My wife and I are the proud parents of six beautiful children. Raising six kids in this day and age is challenging, to say the least. We love each other very much, but with so many different personalities interacting, sometimes there is discord. For the most part, we all get along pretty well. But it hasn’t always been that way.
My wife and I started our yoga journey five years ago and have since immersed ourselves in yoga in every sense of the word. My wife, Yulady, is now an accomplished yoga teacher and I recently left my job as a criminal defense lawyer after 23 years and am now a yoga teacher as well. We both practice yoga everyday. We also practice asana everyday.
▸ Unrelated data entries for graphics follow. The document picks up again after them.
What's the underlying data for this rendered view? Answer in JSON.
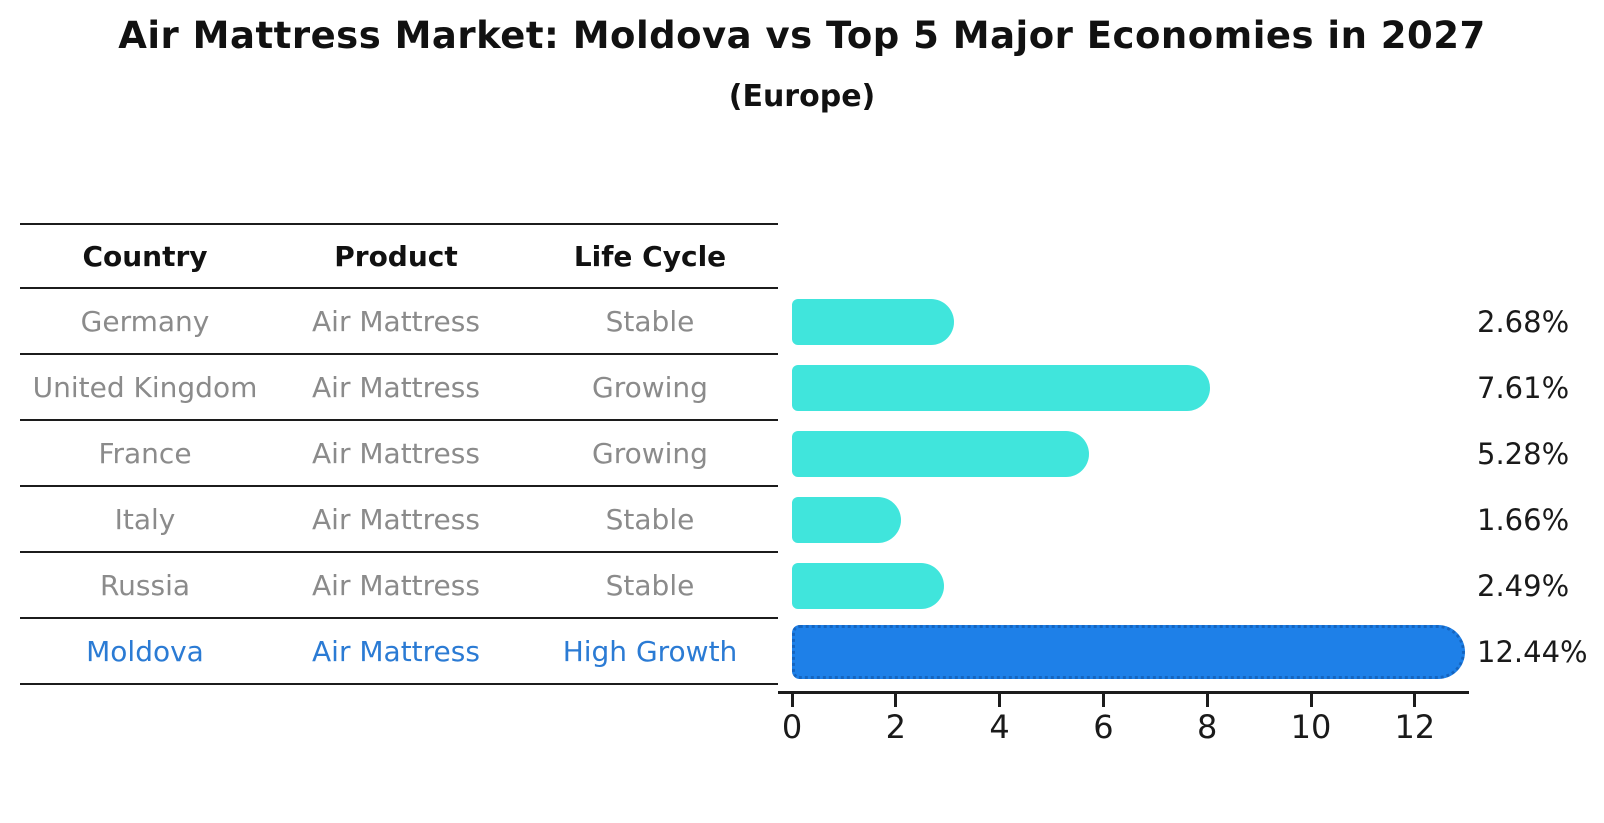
{
  "title": "Air Mattress Market: Moldova vs Top 5 Major Economies in 2027",
  "subtitle": "(Europe)",
  "table": {
    "columns": [
      "Country",
      "Product",
      "Life Cycle"
    ]
  },
  "chart_data": {
    "type": "bar",
    "orientation": "horizontal",
    "title": "Air Mattress Market: Moldova vs Top 5 Major Economies in 2027",
    "subtitle": "(Europe)",
    "categories": [
      "Germany",
      "United Kingdom",
      "France",
      "Italy",
      "Russia",
      "Moldova"
    ],
    "values": [
      2.68,
      7.61,
      5.28,
      1.66,
      2.49,
      12.44
    ],
    "rows": [
      {
        "country": "Germany",
        "product": "Air Mattress",
        "life_cycle": "Stable",
        "value": 2.68,
        "label": "2.68%",
        "highlight": false
      },
      {
        "country": "United Kingdom",
        "product": "Air Mattress",
        "life_cycle": "Growing",
        "value": 7.61,
        "label": "7.61%",
        "highlight": false
      },
      {
        "country": "France",
        "product": "Air Mattress",
        "life_cycle": "Growing",
        "value": 5.28,
        "label": "5.28%",
        "highlight": false
      },
      {
        "country": "Italy",
        "product": "Air Mattress",
        "life_cycle": "Stable",
        "value": 1.66,
        "label": "1.66%",
        "highlight": false
      },
      {
        "country": "Russia",
        "product": "Air Mattress",
        "life_cycle": "Stable",
        "value": 2.49,
        "label": "2.49%",
        "highlight": false
      },
      {
        "country": "Moldova",
        "product": "Air Mattress",
        "life_cycle": "High Growth",
        "value": 12.44,
        "label": "12.44%",
        "highlight": true
      }
    ],
    "xlabel": "",
    "ylabel": "",
    "xlim": [
      0,
      13
    ],
    "x_ticks": [
      0,
      2,
      4,
      6,
      8,
      10,
      12
    ],
    "grid": false,
    "legend": "none",
    "colors": {
      "bar": "#40E5DC",
      "highlight_bar": "#1E80E8",
      "highlight_border": "#1565C0",
      "row_text": "#8B8B8B",
      "highlight_text": "#2B7BD4",
      "header_text": "#111111",
      "axis": "#1C1C1C"
    }
  }
}
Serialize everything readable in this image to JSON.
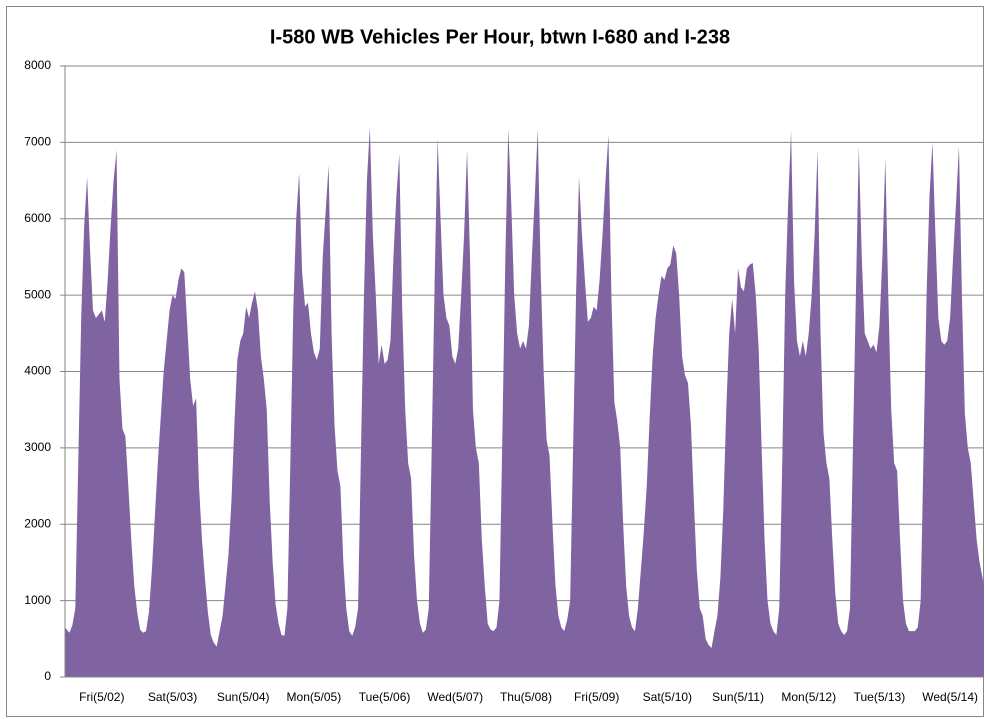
{
  "chart_data": {
    "type": "area",
    "title": "I-580 WB Vehicles Per Hour, btwn I-680 and I-238",
    "color": "#8064a2",
    "grid": true,
    "ylim": [
      0,
      8000
    ],
    "yticks": [
      0,
      1000,
      2000,
      3000,
      4000,
      5000,
      6000,
      7000,
      8000
    ],
    "categories": [
      null,
      null,
      null,
      null,
      null,
      null,
      null,
      null,
      null,
      null,
      null,
      null,
      "Fri(5/02)",
      null,
      null,
      null,
      null,
      null,
      null,
      null,
      null,
      null,
      null,
      null,
      null,
      null,
      null,
      null,
      null,
      null,
      null,
      null,
      null,
      null,
      null,
      null,
      "Sat(5/03)",
      null,
      null,
      null,
      null,
      null,
      null,
      null,
      null,
      null,
      null,
      null,
      null,
      null,
      null,
      null,
      null,
      null,
      null,
      null,
      null,
      null,
      null,
      null,
      "Sun(5/04)",
      null,
      null,
      null,
      null,
      null,
      null,
      null,
      null,
      null,
      null,
      null,
      null,
      null,
      null,
      null,
      null,
      null,
      null,
      null,
      null,
      null,
      null,
      null,
      "Mon(5/05)",
      null,
      null,
      null,
      null,
      null,
      null,
      null,
      null,
      null,
      null,
      null,
      null,
      null,
      null,
      null,
      null,
      null,
      null,
      null,
      null,
      null,
      null,
      null,
      "Tue(5/06)",
      null,
      null,
      null,
      null,
      null,
      null,
      null,
      null,
      null,
      null,
      null,
      null,
      null,
      null,
      null,
      null,
      null,
      null,
      null,
      null,
      null,
      null,
      null,
      "Wed(5/07)",
      null,
      null,
      null,
      null,
      null,
      null,
      null,
      null,
      null,
      null,
      null,
      null,
      null,
      null,
      null,
      null,
      null,
      null,
      null,
      null,
      null,
      null,
      null,
      "Thu(5/08)",
      null,
      null,
      null,
      null,
      null,
      null,
      null,
      null,
      null,
      null,
      null,
      null,
      null,
      null,
      null,
      null,
      null,
      null,
      null,
      null,
      null,
      null,
      null,
      "Fri(5/09)",
      null,
      null,
      null,
      null,
      null,
      null,
      null,
      null,
      null,
      null,
      null,
      null,
      null,
      null,
      null,
      null,
      null,
      null,
      null,
      null,
      null,
      null,
      null,
      "Sat(5/10)",
      null,
      null,
      null,
      null,
      null,
      null,
      null,
      null,
      null,
      null,
      null,
      null,
      null,
      null,
      null,
      null,
      null,
      null,
      null,
      null,
      null,
      null,
      null,
      "Sun(5/11)",
      null,
      null,
      null,
      null,
      null,
      null,
      null,
      null,
      null,
      null,
      null,
      null,
      null,
      null,
      null,
      null,
      null,
      null,
      null,
      null,
      null,
      null,
      null,
      "Mon(5/12)",
      null,
      null,
      null,
      null,
      null,
      null,
      null,
      null,
      null,
      null,
      null,
      null,
      null,
      null,
      null,
      null,
      null,
      null,
      null,
      null,
      null,
      null,
      null,
      "Tue(5/13)",
      null,
      null,
      null,
      null,
      null,
      null,
      null,
      null,
      null,
      null,
      null,
      null,
      null,
      null,
      null,
      null,
      null,
      null,
      null,
      null,
      null,
      null,
      null,
      "Wed(5/14)",
      null,
      null,
      null,
      null,
      null,
      null,
      null,
      null,
      null,
      null,
      null
    ],
    "values": [
      650,
      580,
      680,
      900,
      2800,
      4700,
      5900,
      6550,
      5600,
      4800,
      4700,
      4750,
      4800,
      4650,
      5200,
      5900,
      6500,
      6900,
      3900,
      3250,
      3150,
      2500,
      1800,
      1200,
      850,
      620,
      580,
      600,
      850,
      1400,
      2100,
      2800,
      3400,
      4000,
      4400,
      4800,
      5000,
      4950,
      5200,
      5350,
      5300,
      4600,
      3900,
      3550,
      3650,
      2500,
      1800,
      1300,
      850,
      550,
      450,
      400,
      600,
      800,
      1200,
      1600,
      2300,
      3300,
      4150,
      4400,
      4500,
      4850,
      4700,
      4900,
      5050,
      4800,
      4200,
      3900,
      3500,
      2300,
      1500,
      950,
      700,
      550,
      540,
      900,
      2800,
      4800,
      6000,
      6600,
      5300,
      4850,
      4900,
      4500,
      4250,
      4150,
      4300,
      5500,
      6100,
      6700,
      4500,
      3300,
      2700,
      2500,
      1500,
      900,
      600,
      540,
      650,
      900,
      3000,
      5000,
      6500,
      7200,
      5800,
      5000,
      4100,
      4350,
      4100,
      4150,
      4400,
      5500,
      6300,
      6850,
      4800,
      3500,
      2800,
      2600,
      1600,
      1000,
      700,
      580,
      620,
      900,
      3000,
      5200,
      7050,
      6000,
      5000,
      4700,
      4600,
      4200,
      4100,
      4300,
      5000,
      5800,
      6900,
      5500,
      3500,
      3000,
      2800,
      1800,
      1200,
      700,
      620,
      600,
      650,
      1000,
      3200,
      5500,
      7180,
      6200,
      5000,
      4500,
      4300,
      4400,
      4300,
      4600,
      5500,
      6300,
      7180,
      5300,
      4000,
      3100,
      2900,
      2000,
      1200,
      800,
      650,
      600,
      750,
      1000,
      3000,
      5000,
      6550,
      5800,
      5200,
      4650,
      4700,
      4850,
      4800,
      5200,
      5800,
      6500,
      7100,
      5000,
      3600,
      3350,
      3000,
      2000,
      1200,
      800,
      650,
      600,
      900,
      1400,
      1900,
      2500,
      3400,
      4200,
      4700,
      5000,
      5250,
      5200,
      5350,
      5400,
      5650,
      5550,
      5000,
      4200,
      3950,
      3850,
      3300,
      2300,
      1400,
      900,
      800,
      500,
      420,
      380,
      600,
      800,
      1300,
      2200,
      3500,
      4500,
      4950,
      4500,
      5350,
      5100,
      5050,
      5350,
      5400,
      5420,
      5000,
      4300,
      3000,
      1800,
      1000,
      700,
      600,
      550,
      900,
      2800,
      5000,
      6200,
      7150,
      5200,
      4400,
      4200,
      4400,
      4200,
      4500,
      5000,
      5800,
      6900,
      4500,
      3200,
      2800,
      2600,
      1800,
      1100,
      700,
      600,
      550,
      600,
      900,
      3000,
      5000,
      6950,
      5500,
      4500,
      4400,
      4300,
      4350,
      4250,
      4600,
      5500,
      6800,
      5000,
      3500,
      2800,
      2700,
      1800,
      1000,
      700,
      600,
      600,
      600,
      650,
      1000,
      3000,
      5000,
      6300,
      7000,
      5800,
      4700,
      4400,
      4350,
      4400,
      4700,
      5500,
      6200,
      6950,
      5000,
      3450,
      3000,
      2800,
      2300,
      1800,
      1500,
      1200
    ]
  }
}
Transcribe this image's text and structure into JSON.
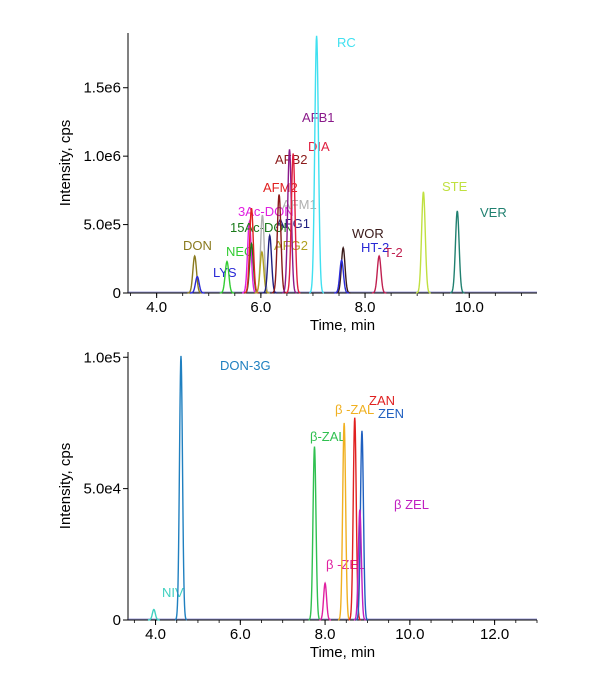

The transformation yoga has brought about in our lives as people and parents is staggering.
Before we practiced everyday, we were exercise fanatics. We enjoyed many forms of exercise such as rock climbing, weightlifting, cardio, etc. The physical benefits of exercise can’t be denied and we rode those endorphins for many years.
While we were physically strong and in shape, everything else was a mess. We were quick to become angry at the smallest of issues. We used very traditional parenting methods (time-outs, grounding, taking away privileges, etc.) and thought we were doing a good job of preparing our children for the world.
In reality, we were not creating serenity in our home. Both my wife and I carried a tremendous amount of stress. We felt like the world owed us something and we generally thought of our own needs before thinking about the needs of others, including our children. Although we didn’t realize it, we passed this stress along to our children.
Then we found yoga. Believe it or not my ex-wife, with whom we maintained an excellent relationship, suggested we take a yoga class to complement the other exercises we were doing. The light switch didn’t go on immediately. We simply exercised through what we thought was yoga, namely asana practice. It felt marvelous every time we left a class. Our obsession with other exercise fell off sharply.
The draw of yoga was so powerful, and we were so new and naïve, that we had no clue why we felt like we did. As our interest and knowledge grew and we soon learned that yoga had a much broader definition than poses and was instead a lifestyle, encompassing everything from diet to meditation and even breathing.
As we delved into yoga, our lives changed, and our attitudes toward everything changed. Our parenting style radically changed. When there was fighting between the kids, we would attack the issue from a totally different place, a place of deep love and kindness. Instead of time-outs and punishments, we would sit them down and do breathing exercises and meditation techniques.
As if by magic, the children were changing before our eyes. The breathing and meditation we were using with them really was an attractive solution that the kids actually enjoyed. Our children saw the difference. Our children became more and more curious about meditation, asana, and breath exercises, basically all of it because they saw how different we had become.
Our home became a quite place, full of love and caring. Gone were the bickering, fighting, selfishness and angst. By infusing our yoga practice into our parenting, we had found a way to help our children deal with life on a more authentic and original level.
Instead of punishing our kids, we help them meditate on what they did wrong. Now they like to meditate just because it brings peace and calm. Instead of yelling at them about this or that, we sit quietly with them and do breathing exercises. Now we don’t have to explain the benefits of the breathing exercises because they do them on their own. Instead of getting angry, we practice asana with them.
Guess what? Now they ask to practice asana with us. They range in age from 6 to 19 and they get it. Yoga works. It makes you a better person and certainly a better parent. We believe it’s our job as parents to give our children the tools to handle life. We freely give to them what was given to us. Raising little yogis is not easy, but it’s a heck of a lot easier than raising little non-yogis! I know our children will pass this gift to their own children.